NOTE: (1) As the radome and the fairing are constructed of honeycomb and glassfibre, the epoxy resin is in the totally cured state and if the same type of resin is applied again the repair material will not adhere to the existing structure, and it is therefore important to use a polyester compound when carrying out repairs.
A range of adhesives and materials for repair can be obtained from
Ciba Geigy (UK) Limited (Plastics Division) Duxford, Cambridge, England
The Dexter Corporation (Hysol Division) Main Plant, Division Headquarters, Olen New York USA
(2) Before selecting a resin check that it conforms to DTD.5537 (MIL-R-9300B) or BS3396 (MIL-C-9084C) specification. Check also that the type of accelerator is suitable as different types may require different cure rates and temperature conditions.

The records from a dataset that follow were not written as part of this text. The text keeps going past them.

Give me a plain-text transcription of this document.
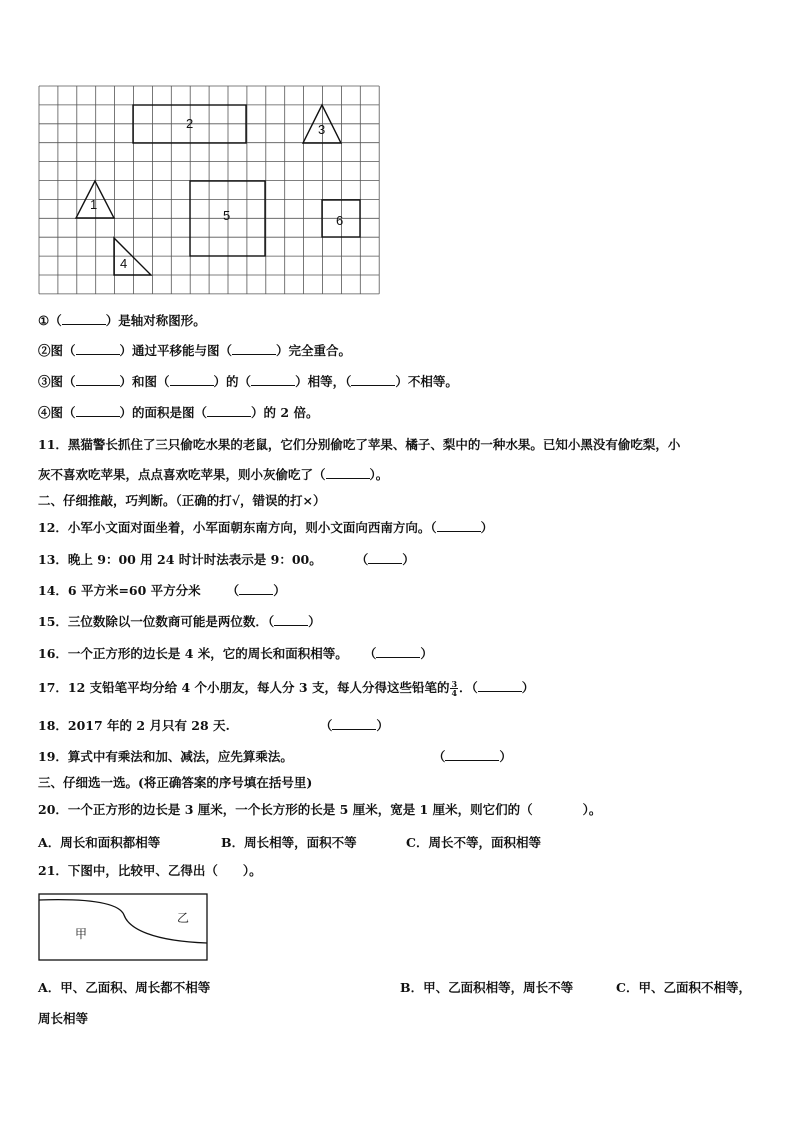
2	3
1
5	6
4
①（	）是轴对称图形。
②图（	）通过平移能与图（	）完全重合。
③图（	）和图（	）的（	）相等，（	）不相等。
④图（	）的面积是图（	）的 2 倍。
11．黑猫警长抓住了三只偷吃水果的老鼠，它们分别偷吃了苹果、橘子、梨中的一种水果。已知小黑没有偷吃梨，小
灰不喜欢吃苹果，点点喜欢吃苹果，则小灰偷吃了（	）。
二、仔细推敲，巧判断。（正确的打√，错误的打×）
12．小军小文面对面坐着，小军面朝东南方向，则小文面向西南方向。（	）
13．晚上 9：00 用 24 时计时法表示是 9：00。	（	）
14．6 平方米=60 平方分米 （	）
15．三位数除以一位数商可能是两位数．（	）
16．一个正方形的边长是 4 米，它的周长和面积相等。 （	）
17．12 支铅笔平均分给 4 个小朋友，每人分 3 支，每人分得这些铅笔的 $\frac{3}{4}$ ．（	）
18．2017 年的 2 月只有 28 天.	（	）
19．算式中有乘法和加、减法，应先算乘法。	（	）
三、仔细选一选。(将正确答案的序号填在括号里)
20．一个正方形的边长是 3 厘米，一个长方形的长是 5 厘米，宽是 1 厘米，则它们的（　　　　）。
A．周长和面积都相等	B．周长相等，面积不等	C．周长不等，面积相等
21．下图中，比较甲、乙得出（　　）。
甲
乙
A．甲、乙面积、周长都不相等	B．甲、乙面积相等，周长不等	C．甲、乙面积不相等，
周长相等
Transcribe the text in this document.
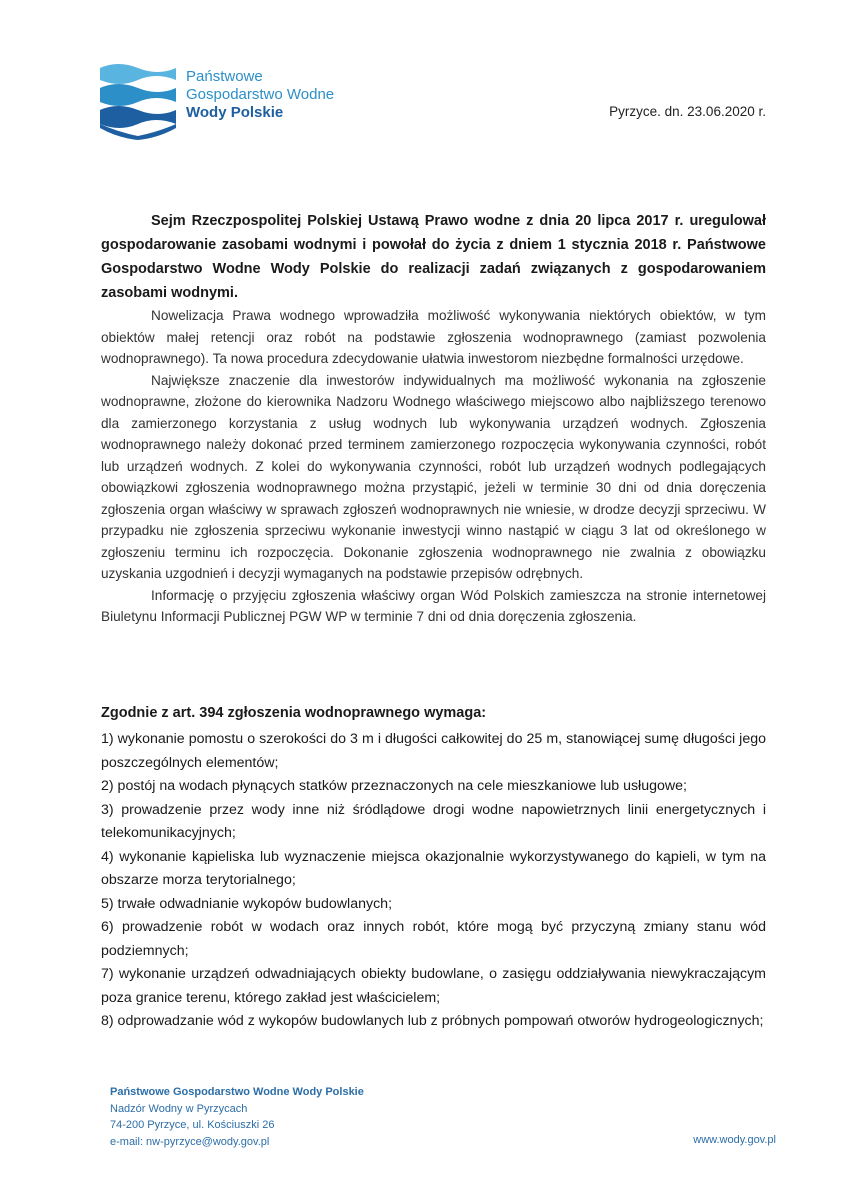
Państwowe
Gospodarstwo Wodne
Wody Polskie	Pyrzyce. dn. 23.06.2020 r.

Sejm Rzeczpospolitej Polskiej Ustawą Prawo wodne z dnia 20 lipca 2017 r. uregulował gospodarowanie zasobami wodnymi i powołał do życia z dniem 1 stycznia 2018 r. Państwowe Gospodarstwo Wodne Wody Polskie do realizacji zadań związanych z gospodarowaniem zasobami wodnymi.

Nowelizacja Prawa wodnego wprowadziła możliwość wykonywania niektórych obiektów, w tym obiektów małej retencji oraz robót na podstawie zgłoszenia wodnoprawnego (zamiast pozwolenia wodnoprawnego). Ta nowa procedura zdecydowanie ułatwia inwestorom niezbędne formalności urzędowe.

Największe znaczenie dla inwestorów indywidualnych ma możliwość wykonania na zgłoszenie wodnoprawne, złożone do kierownika Nadzoru Wodnego właściwego miejscowo albo najbliższego terenowo dla zamierzonego korzystania z usług wodnych lub wykonywania urządzeń wodnych. Zgłoszenia wodnoprawnego należy dokonać przed terminem zamierzonego rozpoczęcia wykonywania czynności, robót lub urządzeń wodnych. Z kolei do wykonywania czynności, robót lub urządzeń wodnych podlegających obowiązkowi zgłoszenia wodnoprawnego można przystąpić, jeżeli w terminie 30 dni od dnia doręczenia zgłoszenia organ właściwy w sprawach zgłoszeń wodnoprawnych nie wniesie, w drodze decyzji sprzeciwu. W przypadku nie zgłoszenia sprzeciwu wykonanie inwestycji winno nastąpić w ciągu 3 lat od określonego w zgłoszeniu terminu ich rozpoczęcia. Dokonanie zgłoszenia wodnoprawnego nie zwalnia z obowiązku uzyskania uzgodnień i decyzji wymaganych na podstawie przepisów odrębnych.

Informację o przyjęciu zgłoszenia właściwy organ Wód Polskich zamieszcza na stronie internetowej Biuletynu Informacji Publicznej PGW WP w terminie 7 dni od dnia doręczenia zgłoszenia.

Zgodnie z art. 394 zgłoszenia wodnoprawnego wymaga:
1) wykonanie pomostu o szerokości do 3 m i długości całkowitej do 25 m, stanowiącej sumę długości jego poszczególnych elementów;
2) postój na wodach płynących statków przeznaczonych na cele mieszkaniowe lub usługowe;
3) prowadzenie przez wody inne niż śródlądowe drogi wodne napowietrznych linii energetycznych i telekomunikacyjnych;
4) wykonanie kąpieliska lub wyznaczenie miejsca okazjonalnie wykorzystywanego do kąpieli, w tym na obszarze morza terytorialnego;
5) trwałe odwadnianie wykopów budowlanych;
6) prowadzenie robót w wodach oraz innych robót, które mogą być przyczyną zmiany stanu wód podziemnych;
7) wykonanie urządzeń odwadniających obiekty budowlane, o zasięgu oddziaływania niewykraczającym poza granice terenu, którego zakład jest właścicielem;
8) odprowadzanie wód z wykopów budowlanych lub z próbnych pompowań otworów hydrogeologicznych;
Państwowe Gospodarstwo Wodne Wody Polskie
Nadzór Wodny w Pyrzycach
74-200 Pyrzyce, ul. Kościuszki 26
e-mail: nw-pyrzyce@wody.gov.pl	www.wody.gov.pl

(3) Modern resins will cure naturally at room temperature but the curing cycle may be accelerated by using warm air covers or a small heat lamp. The method used will vary according to the shape of component and extent of repair.
B. Preparation for repair
(1) Examine the radome or fairing to ascertain the full extent of the damage.
(2) Decide upon a regular pattern to be cut around damaged area.
(3) Decide upon regular rebate for inner and outer skins around the damaged area.
(4) Remove paint locally in way of the damaged area to be repaired and totally clean with M.E.K. solution.
(5) Mark out in pencil to a regular shape the pattern to be cut and the amount of rebate to be employed on the outer and inner surfaces.
(6) Proceed as shown to remove damaged and ragged honeycomb debris and to rebate the surfaces.
(7) Remove swarf and clean area with MEK (methyl ethyl ketone) solution and dry with warm air.
(8) Cut away both faces of damaged area by two laminations to prepare for the new glasscloth patches.
(9) Shape the hole to a clean profile and clean area with M.E.K. and dry in warm air.
(1) Clamp form block covered with cellophane parting agent and inner glasscloth patch to inside surface of the radome, or fairing.
(2) Cut out new honeycomb insert to the profile of the hole in the radome or fairing.
(3) When honeycomb is in position, totally impregnate with resin to prepare for top cover patch.
(4) Cut out new top cover patch and impregnate with resin before application.
(5) Finish coat the resin soaked patch with a finish coating of resin to match the parent surface profile.
(6) Heat cure for 24 hours under an infra-red heat lamp until hard, and smooth off to finish profile.
D. Finish
(1) Preparation, priming, and finish painting, of repaired area. Refer to 51-23-00, pb1.
NOTE: Refer to 51-23-00, pb1. A portion of the radome is finished using an erosion resisting coating. This area is visually identifiable and should be treated in accordance with Paragraph 12 of the reffered section..
E. Radome
Radomes fitted to SD3-60 A/C are designed, manufactured and supplied by:
- Norton International Inc., Akron, Ohio 44309
Any repairs carried out must be such as to ensure conformance with radome performance as originally supplied.